Older Adults Recollect Recent Incidents As Good As Young Adults
Memory deteriorates, as one approaches old age is not completely true, as the other types of memory do not decline as the capacity to recall specific facts weaken, report researchers.
In the experiment conducted for the research, the participants were asked to recall three facts from their personal lives. The researchers found that an individual - whether an adult or young person - has the capacity to remember information relating to facts in his/her private life in detail.
"The main difference between older adults and younger adults is that, the younger ones remember more episodic details. In old age, deterioration appears in episodic memory but not in semantic memory," said Alaitz Aizpurua, University of the Basque Country, Spain.
Semantic memory is related to language, to the meaning of concepts and to repetitive facts. "This type of memory - semantic - and procedural memory are maintained (in some cases they even improve) whereas episodic memory in which detailed memories are retained is reduced," said Aizpurua.

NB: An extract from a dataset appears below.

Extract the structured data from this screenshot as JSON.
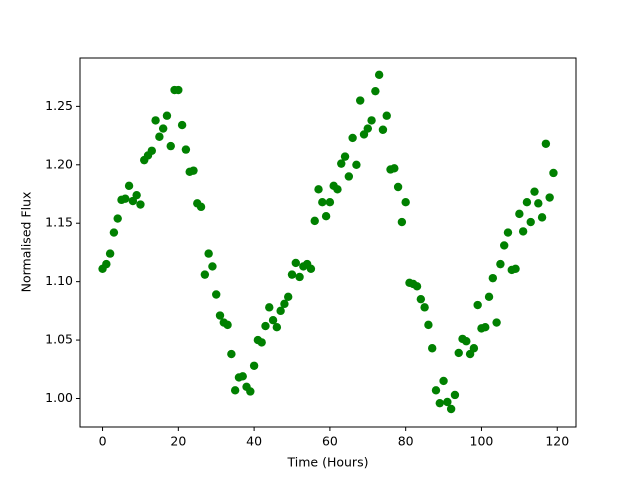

Episodic memory preserves the facts of the past in our personal life, and it is more specific in terms of time and space: we can remember the last time we went to a restaurant, who we sat next to, what we ate and so on.
The results stressed that, "No appreciable differences were found in the recollections of the previous month and the previous week, and the older adults were just as capable as the younger adults in providing episodic details relating to the facts."